In a previous blog post, we referenced a Healthcare of Ontario Pension Plan by Abacus Data survey. The main takeaway is that a secure retirement remains of greater concern for Canadians than concerns about their health, debt load, and job security. Also, employees want their employers to help lead the way and help with retirement planning.
Similarly, for employers who are offering savings and investment tools to their employees, they recognize that retirement plans are well received and are integral to their employees’ financial and mental wellbeing.
This concept of employers leading the way was far more common in the past. Thirty to forty years ago, retirement decisions were often facilitated by employers on behalf of their employees. Individuals often worked for very few companies, with many staying in one place for the entirety of their career. In this environment, employees also had a good idea of their retirement date based on their years of service and internal company policy. Perhaps more importantly to the worker, they knew exactly how much income they would be getting in retirement thanks to their company-provided defined benefit pension plan.
Unfortunately, it’s not as simple today. Decisions about retirement funding are often left entirely to individual employees in many cases, even in situations where an employer provides a savings plan.
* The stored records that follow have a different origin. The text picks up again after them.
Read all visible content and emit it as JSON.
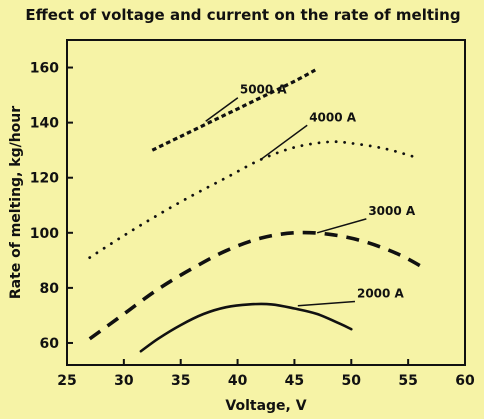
{
  "chart_data": {
    "type": "line",
    "title": "Effect of voltage and current on the rate of melting",
    "xlabel": "Voltage, V",
    "ylabel": "Rate of melting, kg/hour",
    "xlim": [
      25,
      60
    ],
    "ylim": [
      52,
      170
    ],
    "x_ticks": [
      25,
      30,
      35,
      40,
      45,
      50,
      55,
      60
    ],
    "y_ticks": [
      60,
      80,
      100,
      120,
      140,
      160
    ],
    "grid": false,
    "series": [
      {
        "name": "5000 A",
        "style": "dashed-short",
        "x": [
          32.5,
          35,
          37.5,
          40,
          42.5,
          45,
          47
        ],
        "y": [
          130,
          135,
          140,
          145,
          150,
          155,
          159.5
        ]
      },
      {
        "name": "4000 A",
        "style": "dotted",
        "x": [
          27,
          30,
          33,
          36,
          39,
          42,
          45,
          48,
          50,
          53,
          56
        ],
        "y": [
          91,
          99,
          106.5,
          113.5,
          120,
          126.5,
          131,
          133,
          132.5,
          130.5,
          127
        ]
      },
      {
        "name": "3000 A",
        "style": "dashed-long",
        "x": [
          27,
          30,
          33,
          36,
          39,
          42,
          45,
          48,
          51,
          54,
          56.5
        ],
        "y": [
          61.5,
          70.5,
          79.5,
          87,
          93.5,
          98,
          100,
          99.5,
          97,
          92.5,
          87
        ]
      },
      {
        "name": "2000 A",
        "style": "solid",
        "x": [
          31.5,
          33,
          35,
          37,
          39,
          41,
          43,
          45,
          47,
          49,
          50
        ],
        "y": [
          57,
          61.5,
          66.5,
          70.5,
          73,
          74,
          74,
          72.5,
          70.5,
          67,
          65
        ]
      }
    ],
    "annotations": [
      {
        "text": "5000 A",
        "label_x": 40.2,
        "label_y": 150.5,
        "point_x": 37.2,
        "point_y": 140.5
      },
      {
        "text": "4000 A",
        "label_x": 46.3,
        "label_y": 140.5,
        "point_x": 42.0,
        "point_y": 126.5
      },
      {
        "text": "3000 A",
        "label_x": 51.5,
        "label_y": 106.5,
        "point_x": 47.0,
        "point_y": 100.0
      },
      {
        "text": "2000 A",
        "label_x": 50.5,
        "label_y": 76.5,
        "point_x": 45.3,
        "point_y": 73.5
      }
    ]
  },
  "colors": {
    "background": "#f6f3a6",
    "line": "#111111"
  }
}
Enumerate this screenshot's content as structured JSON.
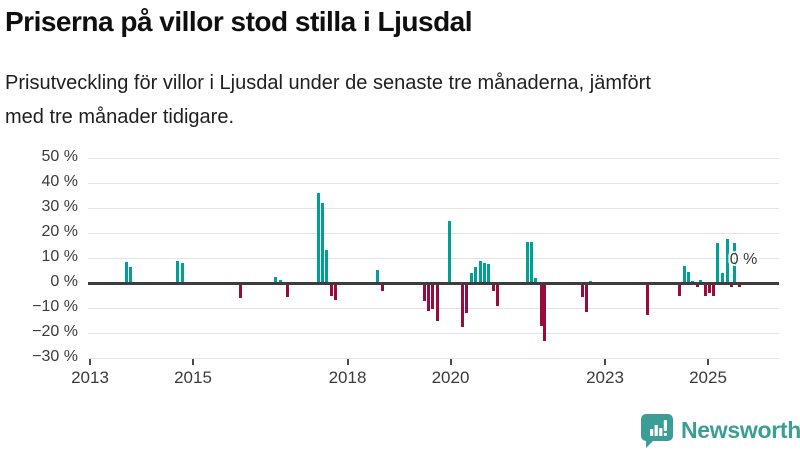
{
  "header": {
    "title": "Priserna på villor stod stilla i Ljusdal",
    "subtitle_lines": [
      "Prisutveckling för villor i Ljusdal under de senaste tre månaderna, jämfört",
      "med tre månader tidigare."
    ]
  },
  "chart_data": {
    "type": "bar",
    "title": "Priserna på villor stod stilla i Ljusdal",
    "subtitle": "Prisutveckling för villor i Ljusdal under de senaste tre månaderna, jämfört med tre månader tidigare.",
    "xlabel": "",
    "ylabel": "",
    "unit": "%",
    "grid": true,
    "legend": false,
    "x_axis": {
      "range": [
        2012.96,
        2026.38
      ],
      "ticks": [
        {
          "label": "2013",
          "year": 2013
        },
        {
          "label": "2015",
          "year": 2015
        },
        {
          "label": "2018",
          "year": 2018
        },
        {
          "label": "2020",
          "year": 2020
        },
        {
          "label": "2023",
          "year": 2023
        },
        {
          "label": "2025",
          "year": 2025
        }
      ]
    },
    "y_axis": {
      "range": [
        -30,
        50
      ],
      "ticks": [
        {
          "label": "50 %",
          "value": 50
        },
        {
          "label": "40 %",
          "value": 40
        },
        {
          "label": "30 %",
          "value": 30
        },
        {
          "label": "20 %",
          "value": 20
        },
        {
          "label": "10 %",
          "value": 10
        },
        {
          "label": "0 %",
          "value": 0
        },
        {
          "label": "−10 %",
          "value": -10
        },
        {
          "label": "−20 %",
          "value": -20
        },
        {
          "label": "−30 %",
          "value": -30
        }
      ]
    },
    "colors": {
      "positive": "#00a096",
      "negative": "#9b0a3c",
      "zero_line": "#3d3d3d",
      "gridline": "#e4e4e4"
    },
    "bars": [
      [
        2013.7,
        8.4
      ],
      [
        2013.79,
        6.7
      ],
      [
        2014.7,
        9.0
      ],
      [
        2014.79,
        8.3
      ],
      [
        2015.93,
        -6.0
      ],
      [
        2016.61,
        2.4
      ],
      [
        2016.69,
        1.5
      ],
      [
        2016.83,
        -5.3
      ],
      [
        2017.44,
        36.0
      ],
      [
        2017.52,
        32.0
      ],
      [
        2017.6,
        13.3
      ],
      [
        2017.69,
        -4.9
      ],
      [
        2017.77,
        -6.5
      ],
      [
        2018.58,
        5.3
      ],
      [
        2018.68,
        -3.2
      ],
      [
        2019.49,
        -7.2
      ],
      [
        2019.57,
        -10.9
      ],
      [
        2019.66,
        -10.3
      ],
      [
        2019.74,
        -14.9
      ],
      [
        2019.99,
        24.8
      ],
      [
        2020.23,
        -17.3
      ],
      [
        2020.31,
        -12.0
      ],
      [
        2020.41,
        4.0
      ],
      [
        2020.49,
        6.4
      ],
      [
        2020.58,
        8.8
      ],
      [
        2020.66,
        8.3
      ],
      [
        2020.74,
        7.7
      ],
      [
        2020.84,
        -3.2
      ],
      [
        2020.92,
        -8.9
      ],
      [
        2021.49,
        16.7
      ],
      [
        2021.58,
        16.7
      ],
      [
        2021.66,
        2.1
      ],
      [
        2021.76,
        -17.0
      ],
      [
        2021.83,
        -23.2
      ],
      [
        2022.56,
        -5.6
      ],
      [
        2022.65,
        -11.6
      ],
      [
        2022.72,
        0.8
      ],
      [
        2023.82,
        -12.7
      ],
      [
        2024.45,
        -4.9
      ],
      [
        2024.54,
        6.9
      ],
      [
        2024.62,
        4.5
      ],
      [
        2024.7,
        0.9
      ],
      [
        2024.79,
        -1.6
      ],
      [
        2024.86,
        1.2
      ],
      [
        2024.95,
        -5.0
      ],
      [
        2025.03,
        -3.7
      ],
      [
        2025.11,
        -5.0
      ],
      [
        2025.19,
        16.3
      ],
      [
        2025.28,
        4.0
      ],
      [
        2025.37,
        17.6
      ],
      [
        2025.45,
        -1.6
      ],
      [
        2025.51,
        16.0
      ],
      [
        2025.61,
        -1.6
      ],
      [
        2025.69,
        0.0
      ]
    ],
    "annotation": {
      "text": "0 %",
      "x": 2025.69,
      "value": 9.3
    }
  },
  "footer": {
    "brand": "Newsworthy",
    "logo_icon": "newsworthy-bar-chart-bubble-icon",
    "brand_color": "#3b9e96"
  }
}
Outside of the public sector, the defined benefit pension plans of yesterday have all but disappeared from the private sector.
And just to add another layer of complexity, Canadians now have more ways of saving than ever before, such as RRSPs, TFSAs, non-registered accounts, insurance policies, real estate, etc. How do you determine which options make the most sense and what to prioritize? It can be so overwhelming that employees feel unable to begin.
Even when options are whittled down, it's easy to get off-track on the path to savings. So, here are a few of the more common mistakes that employees should be aware of, and how to avoid them. Feel free to share these pointers with your staff.
Most employer sponsored retirement plans are voluntary, with the decision to participate being left entirely to the employee. The mistake here is overlooking the matching contribution employers are making on your behalf. Remember, any employer-made contribution is free money and comes with a 100% rate of return on what you have already invested.
Most service providers also provide tools and resources to assist plan members. Many of these resources are intended to promote financial wellness and literacy. Using these tools usually translates to increased success and puts somebody in a better position to meet their savings objectives. Want to know how much savings are needed by age 65 in order to generate $50,000 a year in retirement income? There’s a retirement calculator to help answer that. Not sure if you’re on track by the time you reach age 40? There are planning tools that will provide immediate feedback and provide realistic options to get you where you need to be.
An additional benefit of a company-provided savings plan is that contributions typically get deducted directly from payroll. This means the money will be allocated to the chosen savings vehicle choice before it even touches a personal bank account.
Use this mindset when it comes to saving outside of an employer’s payroll system too. Set up pre-authorized debits that coincide with payroll deposit dates. Determine amounts that will help you achieve your savings goals while also fitting your current budget and cash flow needs. Saving before being given a chance to spend it on something else is exactly what it means to pay yourself first. This type of automated contribution also makes it easier to maintain a consistent savings habit.
Living in Canada, we are fortunate to have basic government programs to help us in retirement such as the Canada Pension Plan (CPP), Old Age Security (OAS), and the Guaranteed Income Supplement (GIS) depending on which of the programs you are eligible for. Just don’t expect these government programs to provide all of the income needed to fund your retirement. Even with the enhancements being made with the CPP program, it’s not going to be enough for most Canadians to maintain a similar standard of living that they were accustomed to while working. Consider these government programs more supplemental in nature, enhancing savings that you were able to make through your company or on your own during your career years.
Dare to dream, as they say. Just do not count on this retirement strategy to come through as the odds are simply not in favour of making this a realistic option. And yet as of 2014, one third of Canadians still plan on winning the lottery to retire. As the article says, and which we are 100% in agreement with, “A much better bet would be to develop a personal retirement savings and investing plan and to start contributing as early and as often as possible to your RRSP.”
Wills. Power of Attorney. Estate and probate taxes. A lot of variables go into an estate plan, so be sure to work with a professional for their expertise in this area. You need to set up a plan that is best suited to your individual situation and ensures your loved ones are taken care of.
At the very least, review your savings accounts and insurance polices and ensure that you have designated the right beneficiary until you can meet with a legal professional. Don’t erode your accumulated wealth you intend to pass on to loved ones because of neglected or improper estate and tax planning strategies.
These are some of the more common mistakes to avoid when trying to get the most out of your savings plan. Strategizing and implementing your savings strategy is always the first step to success. Revisiting and retooling it periodically on the way will only increase the probability of success over time.